The most striking absence is greed.  While there are clear boundaries placed on personal space (every home has a structural perimeter ranging from substantial concrete walls to an insignificant piece of string).  But resources are shared.  Things asked for are readily rendered and returned just as readily.  Complimenting a person on their ear rings often elicits a spontaneous exchange for the item.

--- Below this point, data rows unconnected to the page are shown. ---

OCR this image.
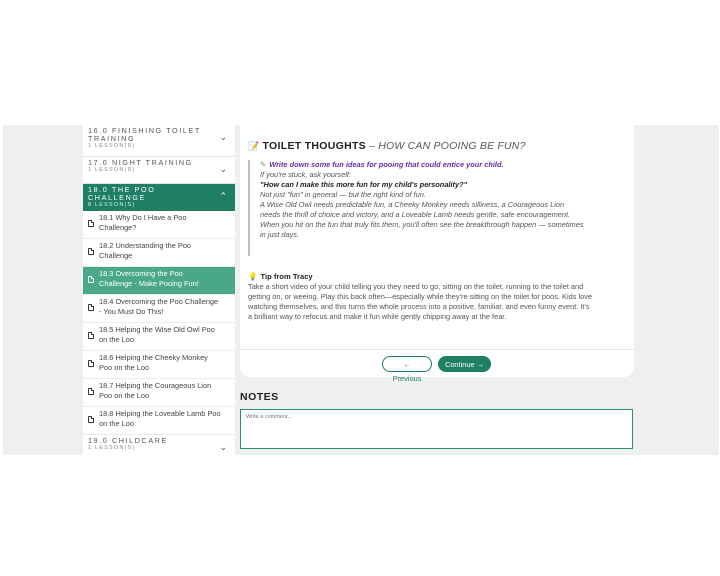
16.0 FINISHING TOILET TRAINING
1 LESSON(S)
⌄
17.0 NIGHT TRAINING
1 LESSON(S)	⌄
18.0 THE POO CHALLENGE
8 LESSON(S)
⌃
18.1 Why Do I Have a Poo
Challenge?
18.2 Understanding the Poo
Challenge
18.3 Overcoming the Poo
Challenge - Make Pooing Fun!
18.4 Overcoming the Poo Challenge
- You Must Do This!
18.5 Helping the Wise Old Owl Poo
on the Loo
18.6 Helping the Cheeky Monkey
Poo on the Loo
18.7 Helping the Courageous Lion
Poo on the Loo
18.8 Helping the Loveable Lamb Poo
on the Loo
19.0 CHILDCARE
1 LESSON(S)	⌄
📝 TOILET THOUGHTS – HOW CAN POOING BE FUN?
✎ Write down some fun ideas for pooing that could entice your child.
If you're stuck, ask yourself:
"How can I make this more fun for my child's personality?"
Not just "fun" in general — but the right kind of fun.
A Wise Old Owl needs predictable fun, a Cheeky Monkey needs silliness, a Courageous Lion
needs the thrill of choice and victory, and a Loveable Lamb needs gentle, safe encouragement.
When you hit on the fun that truly fits them, you'll often see the breakthrough happen — sometimes
in just days.
💡 Tip from Tracy
Take a short video of your child telling you they need to go, sitting on the toilet, running to the toilet and
getting on, or weeing. Play this back often—especially while they're sitting on the toilet for poos. Kids love
watching themselves, and this turns the whole process into a positive, familiar, and even funny event. It's
a brilliant way to refocus and make it fun while gently chipping away at the fear.
← Previous
Continue →
NOTES
Write a comment...
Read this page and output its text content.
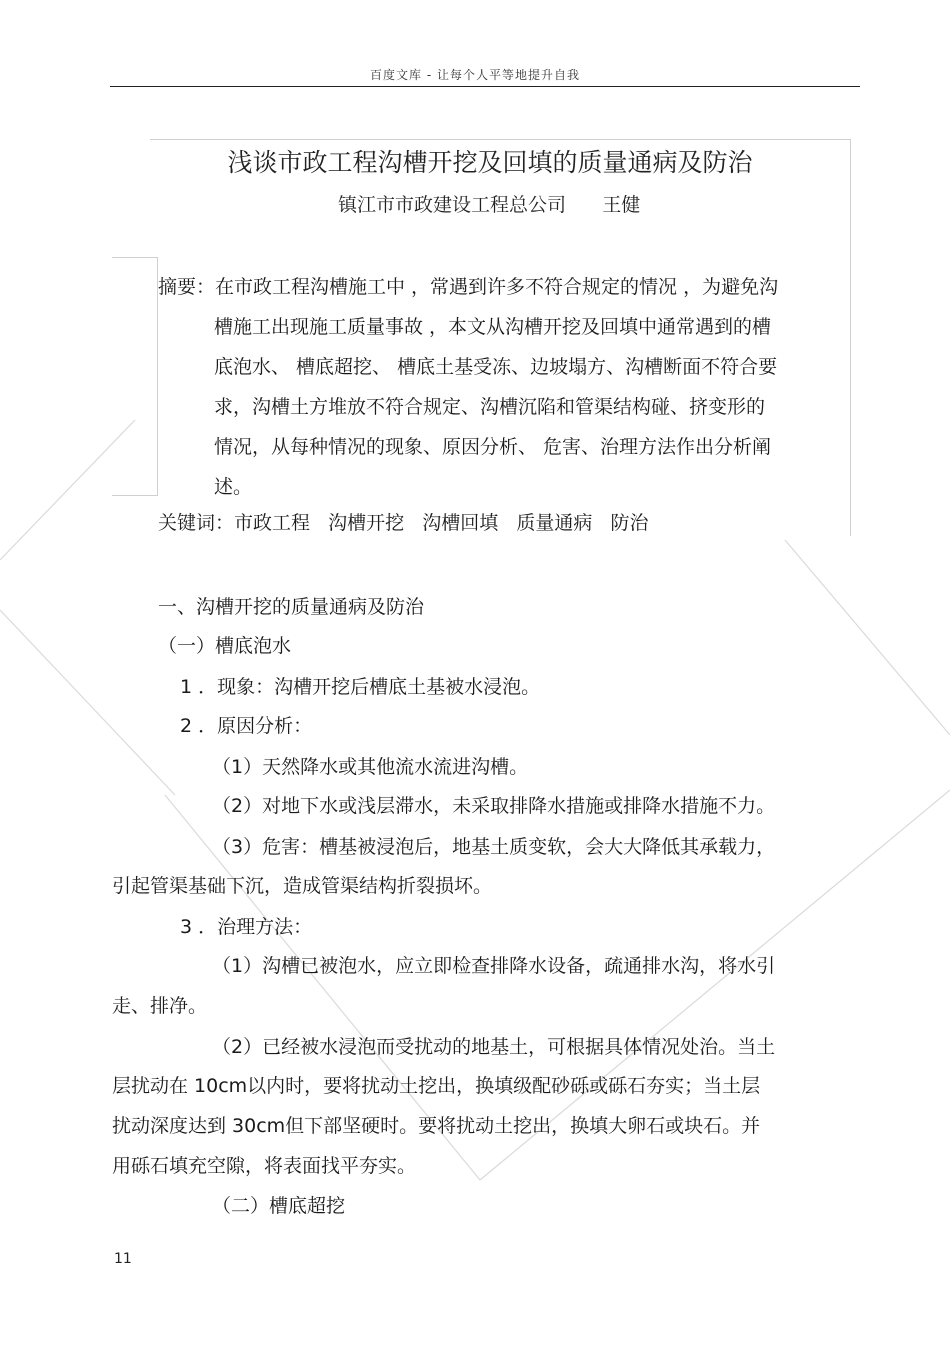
百度文库 - 让每个人平等地提升自我
浅谈市政工程沟槽开挖及回填的质量通病及防治
镇江市市政建设工程总公司      王健
摘要：在市政工程沟槽施工中 ，常遇到许多不符合规定的情况 ，为避免沟
槽施工出现施工质量事故 ，本文从沟槽开挖及回填中通常遇到的槽
底泡水、 槽底超挖、 槽底土基受冻、边坡塌方、沟槽断面不符合要
求，沟槽土方堆放不符合规定、沟槽沉陷和管渠结构碰、挤变形的
情况，从每种情况的现象、原因分析、 危害、治理方法作出分析阐
述。
关键词：市政工程   沟槽开挖   沟槽回填   质量通病   防治
一、沟槽开挖的质量通病及防治
（一）槽底泡水
1 ．现象：沟槽开挖后槽底土基被水浸泡。
2 ．原因分析：
（1）天然降水或其他流水流进沟槽。
（2）对地下水或浅层滞水，未采取排降水措施或排降水措施不力。
（3）危害：槽基被浸泡后，地基土质变软，会大大降低其承载力，
引起管渠基础下沉，造成管渠结构折裂损坏。
3 ．治理方法：
（1）沟槽已被泡水，应立即检查排降水设备，疏通排水沟，将水引
走、排净。
（2）已经被水浸泡而受扰动的地基土，可根据具体情况处治。当土
层扰动在 10cm以内时，要将扰动土挖出，换填级配砂砾或砾石夯实；当土层
扰动深度达到 30cm但下部坚硬时。要将扰动土挖出，换填大卵石或块石。并
用砾石填充空隙，将表面找平夯实。
（二）槽底超挖
11
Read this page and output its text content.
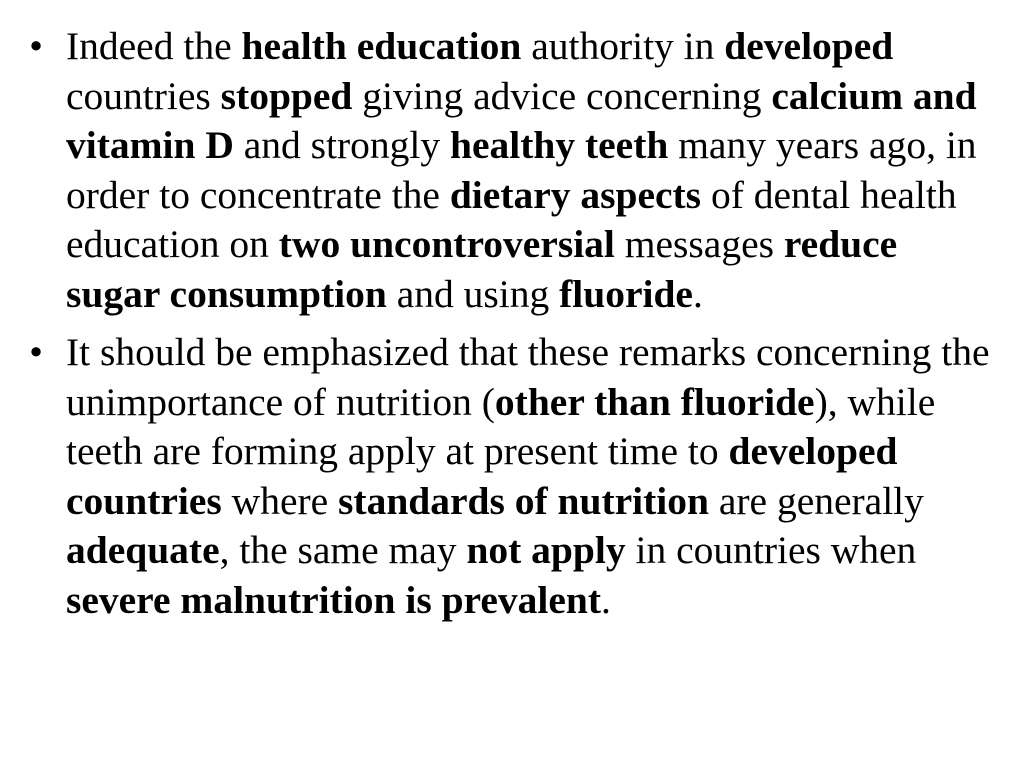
• Indeed the health education authority in developed countries stopped giving advice concerning calcium and vitamin D and strongly healthy teeth many years ago, in order to concentrate the dietary aspects of dental health education on two uncontroversial messages reduce sugar consumption and using fluoride.
• It should be emphasized that these remarks concerning the unimportance of nutrition (other than fluoride), while teeth are forming apply at present time to developed countries where standards of nutrition are generally adequate, the same may not apply in countries when severe malnutrition is prevalent.
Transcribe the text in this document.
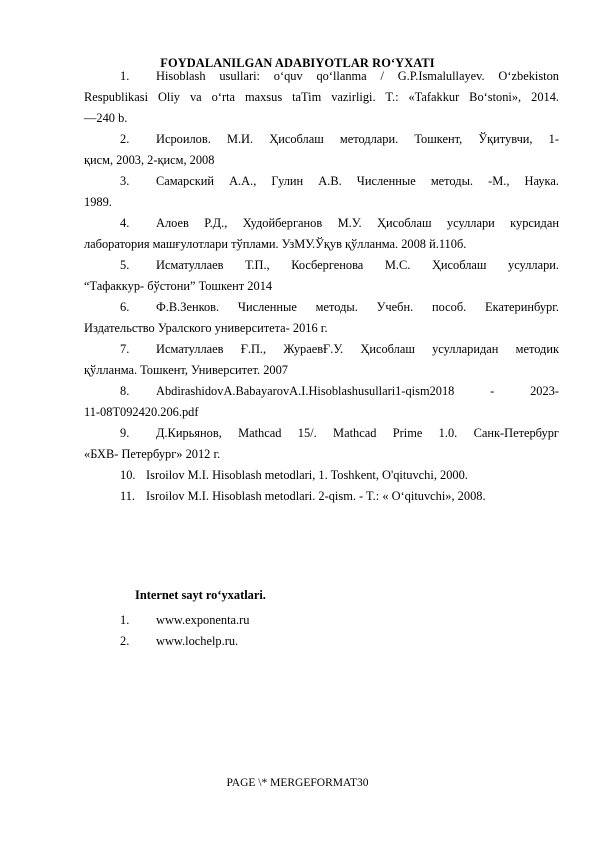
FOYDALANILGAN ADABIYOTLAR RO‘YXATI
1. Hisoblash usullari: o‘quv qo‘llanma / G.P.Ismalullayev. O‘zbekiston
Respublikasi Oliy va o‘rta maxsus taTim vazirligi. T.: «Tafakkur Bo‘stoni», 2014.
—240 b.
2. Исроилов. М.И. Ҳисоблаш методлари. Тошкент, Ўқитувчи, 1-
қисм, 2003, 2-қисм, 2008
3. Самарский А.А., Гулин А.В. Численные методы. -М., Наука.
1989.
4. Алоев Р.Д., Худойберганов М.У. Ҳисоблаш усуллари курсидан
лаборатория машғулотлари тўплами. УзМУ.Ўқув қўлланма. 2008 й.110б.
5. Исматуллаев Т.П., Косбергенова М.С. Ҳисоблаш усуллари.
“Тафаккур- бўстони” Тошкент 2014
6. Ф.В.Зенков. Численные методы. Учебн. пособ. Екатеринбург.
Издательство Уралского университета- 2016 г.
7. Исматуллаев Ғ.П., ЖураевҒ.У. Ҳисоблаш усулларидан методик
қўлланма. Тошкент, Университет. 2007
8. AbdirashidovA.BabayarovA.I.Hisoblashusullari1-qism2018 - 2023-
11-08T092420.206.pdf
9. Д.Кирьянов, Mathcad 15/. Mathcad Prime 1.0. Санк-Петербург
«БХВ- Петербург» 2012 г.
10. Isroilov M.I. Hisoblash metodlari, 1. Toshkent, O'qituvchi, 2000.
11. Isroilov M.I. Hisoblash metodlari. 2-qism. - T.: « O‘qituvchi», 2008.
1. www.exponenta.ru
2. www.lochelp.ru.
Internet sayt ro‘yxatlari.
PAGE \* MERGEFORMAT30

Everywhere you look, you see the human spirit triumphing over the material realities of the situation.  In dirt streets with open storm- and gray water-sewage in front of homes boasting the latest in latrine technology, you see people laughing as they sit in the shade on their porches and waving at the passers-by.  With our fiber-optic internet and wireless clouds and high-definition, 3D tv’s and glass-smooth asphalt, do we ever ask ourselves the price?  Why you can walk down the streets of the most opulently wealthy country in the world and never see a soul?
After 11 days, your trip comes to an end.  You feel this Nica world escaping you as you walk through Augustino C. Sandino airport, with its duty free shops and manequin-like sales women.  As you board the Continental flight, the artificiality of western life welcomes you back with air conditioning.